Discontent occasionally boils over. In April 2007, Russian speakers rioted for two nights after the Bronze Soldier memorial to fallen Red Army “liberators” of Estonia during World War II was relocated from the center of Tallinn to a military cemetery. This was followed by a cyber attack on Estonia’s computer networks generally attributed to the Russian government. Differing interpretations of the events of World War II, which many ethnic Russians in Estonia see as the defeat of the scourge of fascism and which Estonians view as the beginning of a brutal occupation, are a frequent cause of discord.

Visitors to Estonia’s border city of Narva, in the industrial Ida-Viru County, could be forgiven for feeling they were in Russia. It is dominated by Soviet-era housing blocks and is almost 95 percent Russian speaking. Less than half of Narva’s residents are Estonian citizens and some 36 percent are Russian citizens. Another 16 percent hold no citizenship at all. Russian-language media from across the border dominate the flow of information.

Katri Raik, the head of University of Tartu's Narva College, wrote in Tallinn’s Estonian-language daily Eesti Päevaleht on Tuesday that ethnic Russians near the border are being fed a daily diet of Kremlin propaganda that can sway opinions in its favor.
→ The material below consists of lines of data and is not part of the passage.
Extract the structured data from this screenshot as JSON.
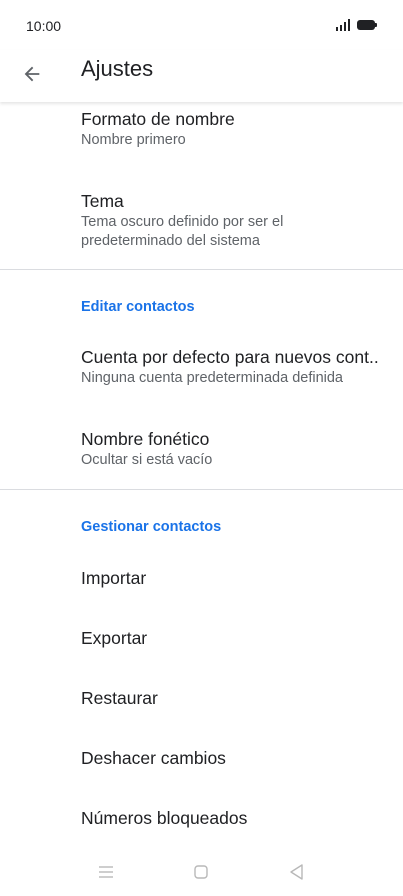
{
  "status_bar": {
    "time": "10:00"
  },
  "app_bar": {
    "title": "Ajustes"
  },
  "settings": {
    "name_format": {
      "title": "Formato de nombre",
      "value": "Nombre primero"
    },
    "theme": {
      "title": "Tema",
      "value_line1": "Tema oscuro definido por ser el",
      "value_line2": "predeterminado del sistema"
    },
    "edit_contacts_header": "Editar contactos",
    "default_account": {
      "title": "Cuenta por defecto para nuevos cont..",
      "value": "Ninguna cuenta predeterminada definida"
    },
    "phonetic_name": {
      "title": "Nombre fonético",
      "value": "Ocultar si está vacío"
    },
    "manage_contacts_header": "Gestionar contactos",
    "import": {
      "title": "Importar"
    },
    "export": {
      "title": "Exportar"
    },
    "restore": {
      "title": "Restaurar"
    },
    "undo_changes": {
      "title": "Deshacer cambios"
    },
    "blocked_numbers": {
      "title": "Números bloqueados"
    }
  },
  "colors": {
    "accent": "#1a73e8",
    "text": "#202124",
    "secondary_text": "#5f6368",
    "divider": "#dadce0"
  },
  "icons": {
    "back": "arrow-left-icon",
    "signal": "signal-icon",
    "battery": "battery-icon",
    "recents": "menu-icon",
    "home": "home-square-icon",
    "back_nav": "back-triangle-icon"
  }
}
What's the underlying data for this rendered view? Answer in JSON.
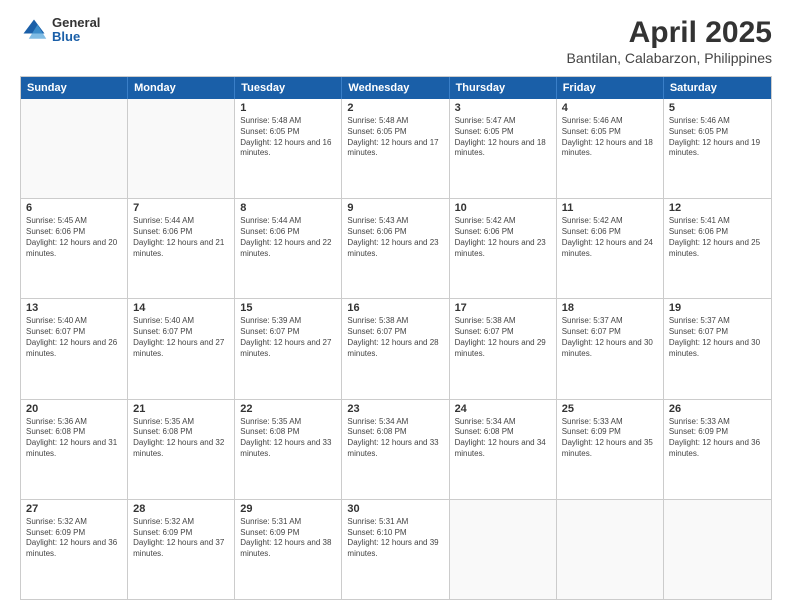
{
  "header": {
    "logo": {
      "general": "General",
      "blue": "Blue"
    },
    "title": "April 2025",
    "subtitle": "Bantilan, Calabarzon, Philippines"
  },
  "calendar": {
    "days": [
      "Sunday",
      "Monday",
      "Tuesday",
      "Wednesday",
      "Thursday",
      "Friday",
      "Saturday"
    ],
    "weeks": [
      [
        {
          "date": "",
          "sunrise": "",
          "sunset": "",
          "daylight": ""
        },
        {
          "date": "",
          "sunrise": "",
          "sunset": "",
          "daylight": ""
        },
        {
          "date": "1",
          "sunrise": "Sunrise: 5:48 AM",
          "sunset": "Sunset: 6:05 PM",
          "daylight": "Daylight: 12 hours and 16 minutes."
        },
        {
          "date": "2",
          "sunrise": "Sunrise: 5:48 AM",
          "sunset": "Sunset: 6:05 PM",
          "daylight": "Daylight: 12 hours and 17 minutes."
        },
        {
          "date": "3",
          "sunrise": "Sunrise: 5:47 AM",
          "sunset": "Sunset: 6:05 PM",
          "daylight": "Daylight: 12 hours and 18 minutes."
        },
        {
          "date": "4",
          "sunrise": "Sunrise: 5:46 AM",
          "sunset": "Sunset: 6:05 PM",
          "daylight": "Daylight: 12 hours and 18 minutes."
        },
        {
          "date": "5",
          "sunrise": "Sunrise: 5:46 AM",
          "sunset": "Sunset: 6:05 PM",
          "daylight": "Daylight: 12 hours and 19 minutes."
        }
      ],
      [
        {
          "date": "6",
          "sunrise": "Sunrise: 5:45 AM",
          "sunset": "Sunset: 6:06 PM",
          "daylight": "Daylight: 12 hours and 20 minutes."
        },
        {
          "date": "7",
          "sunrise": "Sunrise: 5:44 AM",
          "sunset": "Sunset: 6:06 PM",
          "daylight": "Daylight: 12 hours and 21 minutes."
        },
        {
          "date": "8",
          "sunrise": "Sunrise: 5:44 AM",
          "sunset": "Sunset: 6:06 PM",
          "daylight": "Daylight: 12 hours and 22 minutes."
        },
        {
          "date": "9",
          "sunrise": "Sunrise: 5:43 AM",
          "sunset": "Sunset: 6:06 PM",
          "daylight": "Daylight: 12 hours and 23 minutes."
        },
        {
          "date": "10",
          "sunrise": "Sunrise: 5:42 AM",
          "sunset": "Sunset: 6:06 PM",
          "daylight": "Daylight: 12 hours and 23 minutes."
        },
        {
          "date": "11",
          "sunrise": "Sunrise: 5:42 AM",
          "sunset": "Sunset: 6:06 PM",
          "daylight": "Daylight: 12 hours and 24 minutes."
        },
        {
          "date": "12",
          "sunrise": "Sunrise: 5:41 AM",
          "sunset": "Sunset: 6:06 PM",
          "daylight": "Daylight: 12 hours and 25 minutes."
        }
      ],
      [
        {
          "date": "13",
          "sunrise": "Sunrise: 5:40 AM",
          "sunset": "Sunset: 6:07 PM",
          "daylight": "Daylight: 12 hours and 26 minutes."
        },
        {
          "date": "14",
          "sunrise": "Sunrise: 5:40 AM",
          "sunset": "Sunset: 6:07 PM",
          "daylight": "Daylight: 12 hours and 27 minutes."
        },
        {
          "date": "15",
          "sunrise": "Sunrise: 5:39 AM",
          "sunset": "Sunset: 6:07 PM",
          "daylight": "Daylight: 12 hours and 27 minutes."
        },
        {
          "date": "16",
          "sunrise": "Sunrise: 5:38 AM",
          "sunset": "Sunset: 6:07 PM",
          "daylight": "Daylight: 12 hours and 28 minutes."
        },
        {
          "date": "17",
          "sunrise": "Sunrise: 5:38 AM",
          "sunset": "Sunset: 6:07 PM",
          "daylight": "Daylight: 12 hours and 29 minutes."
        },
        {
          "date": "18",
          "sunrise": "Sunrise: 5:37 AM",
          "sunset": "Sunset: 6:07 PM",
          "daylight": "Daylight: 12 hours and 30 minutes."
        },
        {
          "date": "19",
          "sunrise": "Sunrise: 5:37 AM",
          "sunset": "Sunset: 6:07 PM",
          "daylight": "Daylight: 12 hours and 30 minutes."
        }
      ],
      [
        {
          "date": "20",
          "sunrise": "Sunrise: 5:36 AM",
          "sunset": "Sunset: 6:08 PM",
          "daylight": "Daylight: 12 hours and 31 minutes."
        },
        {
          "date": "21",
          "sunrise": "Sunrise: 5:35 AM",
          "sunset": "Sunset: 6:08 PM",
          "daylight": "Daylight: 12 hours and 32 minutes."
        },
        {
          "date": "22",
          "sunrise": "Sunrise: 5:35 AM",
          "sunset": "Sunset: 6:08 PM",
          "daylight": "Daylight: 12 hours and 33 minutes."
        },
        {
          "date": "23",
          "sunrise": "Sunrise: 5:34 AM",
          "sunset": "Sunset: 6:08 PM",
          "daylight": "Daylight: 12 hours and 33 minutes."
        },
        {
          "date": "24",
          "sunrise": "Sunrise: 5:34 AM",
          "sunset": "Sunset: 6:08 PM",
          "daylight": "Daylight: 12 hours and 34 minutes."
        },
        {
          "date": "25",
          "sunrise": "Sunrise: 5:33 AM",
          "sunset": "Sunset: 6:09 PM",
          "daylight": "Daylight: 12 hours and 35 minutes."
        },
        {
          "date": "26",
          "sunrise": "Sunrise: 5:33 AM",
          "sunset": "Sunset: 6:09 PM",
          "daylight": "Daylight: 12 hours and 36 minutes."
        }
      ],
      [
        {
          "date": "27",
          "sunrise": "Sunrise: 5:32 AM",
          "sunset": "Sunset: 6:09 PM",
          "daylight": "Daylight: 12 hours and 36 minutes."
        },
        {
          "date": "28",
          "sunrise": "Sunrise: 5:32 AM",
          "sunset": "Sunset: 6:09 PM",
          "daylight": "Daylight: 12 hours and 37 minutes."
        },
        {
          "date": "29",
          "sunrise": "Sunrise: 5:31 AM",
          "sunset": "Sunset: 6:09 PM",
          "daylight": "Daylight: 12 hours and 38 minutes."
        },
        {
          "date": "30",
          "sunrise": "Sunrise: 5:31 AM",
          "sunset": "Sunset: 6:10 PM",
          "daylight": "Daylight: 12 hours and 39 minutes."
        },
        {
          "date": "",
          "sunrise": "",
          "sunset": "",
          "daylight": ""
        },
        {
          "date": "",
          "sunrise": "",
          "sunset": "",
          "daylight": ""
        },
        {
          "date": "",
          "sunrise": "",
          "sunset": "",
          "daylight": ""
        }
      ]
    ]
  }
}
She added that Estonia needs to better reach out to its Russian minority to provide a different interpretation of world events.

“There is always a risk that some segments of the ethnic Russian population in Estonia, especially those living in the northeast, being intoxicated by Russian propaganda, could easily follow Putin's call whenever this may happen,” says Professor Berg.

In the meantime, Estonia is shoring up its ties with NATO and the United States. The leaders of the Baltic states met with US Vice President Joe Biden in Poland earlier this week to discuss an upgrade in defense strategies for the region.

“We we see clear parallels with the events proceeding World War II,” adds Berg. “This is neither paranoia nor just a bad dream. Welcome to our world.”